На кухне окно скрипит! Закрыла со злобой, поранив палец о ржавый гвоздь (тут не только ногти лаком покрасить, лет десять назад маникюр делала в последний раз…) Вовка спит, вечно развалившись, всё место занял, кровать пора другую, но: «Где деньги, Зин?» И… месячные (опять задержка? О, только не это!) Дождь косой с ветром ударил в окно…
Из дневника:
Мы шли. Хлынул дождь, я промочила ноги. У нас во дворе лужа, угодила и в эту. Смеялись, напугав охранника (высунулся). В лифте в зеркале на стене: мы двое. Я вспомнила тренировки в спортивной школе, соревнования, призовой кубок, дрожащий в моей детской, но капитанской руке. Под мужской курткой я, будто в коротеньком пальтишке, похожая на девчонку, которую не отпускали, но она стащила куртку брата. У меня никогда не было брата, я никуда не сбегала. Мне разрешали «от сих и до сих», и я возвращалась, как солдат, сменяющий другого на посту.
Едем на третий этаж три минуты, но это – перемещение во времени. Дверь под коричневой кожей, перетянутой крест накрест ремнями (портупея на груди гигантского вояки). Медная табличка сверкает золотом денщицкого труда. Мраморная площадка устлана зелёно-красным ковром, напоминающим фуражку пограничника, заставу среди песков и скал, живых маму и папу. Здесь – полоса демаркации, через неё перевожу своего спутника.
Хватит описывать лужи у дома, лифт, дверь, ковёр, надо звонить, чтоб открыли! Мы входим. На бесстрастном лице вдовы майора Турсинa лишнее выражение на миг: «О, вы с мужчиной». Тут же вымуштрованное: «Как хорошо, что вы с гостем».
Смотрю ей в глаза чуть дольше.
– Тим Кузьмич в штабе, – сообщает в ответ.
В моей комнате есть ванная за перегородкой, – личное удобство, подмеченное гостем. Вдова вкатывает горячее молоко и булочки, но мужчине надо поесть и выпить, и вкатывается целый гастроном.

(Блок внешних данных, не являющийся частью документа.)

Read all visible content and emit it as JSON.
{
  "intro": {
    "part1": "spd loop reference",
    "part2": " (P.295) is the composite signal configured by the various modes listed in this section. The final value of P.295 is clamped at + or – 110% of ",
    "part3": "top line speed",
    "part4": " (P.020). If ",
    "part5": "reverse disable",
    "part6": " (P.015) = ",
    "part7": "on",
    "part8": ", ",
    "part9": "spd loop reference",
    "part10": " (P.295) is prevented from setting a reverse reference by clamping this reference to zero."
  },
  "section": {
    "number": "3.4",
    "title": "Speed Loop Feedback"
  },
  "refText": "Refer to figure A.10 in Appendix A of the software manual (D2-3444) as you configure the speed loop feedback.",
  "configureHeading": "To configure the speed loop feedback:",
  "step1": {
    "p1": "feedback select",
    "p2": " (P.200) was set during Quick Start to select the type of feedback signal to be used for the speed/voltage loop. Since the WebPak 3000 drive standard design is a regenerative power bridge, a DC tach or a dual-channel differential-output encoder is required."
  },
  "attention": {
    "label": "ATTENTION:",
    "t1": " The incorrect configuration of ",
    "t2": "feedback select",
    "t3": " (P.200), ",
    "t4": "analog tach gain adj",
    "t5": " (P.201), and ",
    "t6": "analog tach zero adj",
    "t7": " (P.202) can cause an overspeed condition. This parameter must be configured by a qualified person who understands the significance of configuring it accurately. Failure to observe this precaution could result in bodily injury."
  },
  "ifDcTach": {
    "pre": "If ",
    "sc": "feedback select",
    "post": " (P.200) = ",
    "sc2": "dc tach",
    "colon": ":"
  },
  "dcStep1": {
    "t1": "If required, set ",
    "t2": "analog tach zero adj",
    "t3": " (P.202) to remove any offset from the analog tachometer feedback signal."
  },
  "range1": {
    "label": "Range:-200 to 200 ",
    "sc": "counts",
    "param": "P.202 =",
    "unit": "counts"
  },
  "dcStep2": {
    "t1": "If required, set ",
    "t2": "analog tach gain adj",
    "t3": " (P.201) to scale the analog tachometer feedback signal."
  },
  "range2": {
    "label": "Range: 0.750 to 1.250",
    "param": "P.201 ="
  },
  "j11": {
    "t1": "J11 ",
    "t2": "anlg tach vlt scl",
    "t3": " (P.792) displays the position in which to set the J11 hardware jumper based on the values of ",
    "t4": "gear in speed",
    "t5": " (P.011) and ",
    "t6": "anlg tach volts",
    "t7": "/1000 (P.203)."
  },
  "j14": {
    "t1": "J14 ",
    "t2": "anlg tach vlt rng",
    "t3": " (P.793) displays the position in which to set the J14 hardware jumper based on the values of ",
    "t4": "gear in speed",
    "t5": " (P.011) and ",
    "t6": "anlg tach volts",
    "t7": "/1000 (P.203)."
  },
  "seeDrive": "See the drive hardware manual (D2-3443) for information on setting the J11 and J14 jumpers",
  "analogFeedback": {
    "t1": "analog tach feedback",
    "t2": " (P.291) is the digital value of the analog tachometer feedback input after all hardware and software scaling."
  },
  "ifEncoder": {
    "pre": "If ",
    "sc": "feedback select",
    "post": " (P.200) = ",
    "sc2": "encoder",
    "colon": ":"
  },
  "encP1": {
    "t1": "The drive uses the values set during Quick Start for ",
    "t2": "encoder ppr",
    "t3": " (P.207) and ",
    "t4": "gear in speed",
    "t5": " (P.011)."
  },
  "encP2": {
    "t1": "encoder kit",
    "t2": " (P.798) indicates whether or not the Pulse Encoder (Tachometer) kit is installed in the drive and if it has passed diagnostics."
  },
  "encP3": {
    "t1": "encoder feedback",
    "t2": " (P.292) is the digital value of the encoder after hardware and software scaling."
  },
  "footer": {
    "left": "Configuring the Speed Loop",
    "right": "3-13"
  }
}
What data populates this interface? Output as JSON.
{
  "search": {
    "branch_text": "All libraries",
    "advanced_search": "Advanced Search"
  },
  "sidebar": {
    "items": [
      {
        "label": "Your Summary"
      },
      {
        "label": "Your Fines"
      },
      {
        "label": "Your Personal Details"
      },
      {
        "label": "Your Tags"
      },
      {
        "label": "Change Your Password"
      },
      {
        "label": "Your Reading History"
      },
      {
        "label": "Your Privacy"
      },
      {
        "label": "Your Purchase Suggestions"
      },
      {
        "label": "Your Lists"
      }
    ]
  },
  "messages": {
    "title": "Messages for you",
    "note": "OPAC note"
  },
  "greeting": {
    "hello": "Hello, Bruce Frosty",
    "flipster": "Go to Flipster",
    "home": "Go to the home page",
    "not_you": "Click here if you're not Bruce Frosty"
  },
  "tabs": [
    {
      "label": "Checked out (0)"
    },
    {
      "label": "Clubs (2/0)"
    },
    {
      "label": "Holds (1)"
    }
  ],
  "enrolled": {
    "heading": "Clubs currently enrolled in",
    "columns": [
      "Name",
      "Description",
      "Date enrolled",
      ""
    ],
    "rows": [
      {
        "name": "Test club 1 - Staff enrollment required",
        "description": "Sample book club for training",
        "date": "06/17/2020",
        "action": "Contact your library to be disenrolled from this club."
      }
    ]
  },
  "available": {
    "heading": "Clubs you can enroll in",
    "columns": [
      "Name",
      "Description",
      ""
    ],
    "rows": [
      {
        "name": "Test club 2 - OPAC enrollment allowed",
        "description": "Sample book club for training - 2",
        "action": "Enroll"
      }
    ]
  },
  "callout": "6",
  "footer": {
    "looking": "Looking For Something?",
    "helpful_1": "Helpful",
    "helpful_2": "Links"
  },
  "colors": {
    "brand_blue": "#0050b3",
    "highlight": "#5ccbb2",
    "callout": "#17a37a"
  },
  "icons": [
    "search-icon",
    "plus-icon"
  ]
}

Взгляд вдовы спрашивает: «Неужели вы будете тоже что-нибудь из этого есть и пить?» Когда едим (я тоже), с ногами плохо: синюшно-фиолетовые, пробую растирать, движения замечены. Садясь на ковёр у дивана, он берёт мою ступню. Она словно подобранная на дворе в мороз птичка, умещается в длину в его руке, это нас смешит. Греет обе ноги попеременно, растирая руками. Его глаза делаются упавшими (от цвета моих ног?):
– Что с вами, товарищ капитан?
– Дверь закрыть? – (Не из-за ног, ура!)
Делаем вид, что слушаем магнитофон, «Битлз». Я смотрю ему в глаза, ничего не желая совершать самостоятельно. Я ему доверяю, доверяюсь, отдаю и свои ноги, и свои руки, которыми он распоряжается по своему усмотрению.
– Ты – хороший руководитель, – хвалю сдавленно.
– …с таким подчинённым, – откликается он, будто сквозь сон.
Передо мной не врач, но я его не стесняюсь (врачей до сих пор). Повторяю за ним движения, разделяя его интерес. В этом – спокойствие, естественность. Для меня, ставшей зеркалом, важно не исказить реальности, в которой главное – он, действующий. Не умею быть чьей-то, боюсь в дуэте исполнить не свою партию. Иду по карнизу: неточное движение погубит нас обоих, выведя из сна, как лунатиков, не достигших слухового окна. Он побаивается, что я сорвусь, и осторожен: мы ведём диалог обрывочных фраз, слов, движений. Я не имею я, но в этом высшее проявление моего я. Сейчас, когда нет отдельно моей жизни, отданной другому, пусть играет мной (на мне, как на инструменте). Я тоже учусь играть на нём, у меня получается всё лучше.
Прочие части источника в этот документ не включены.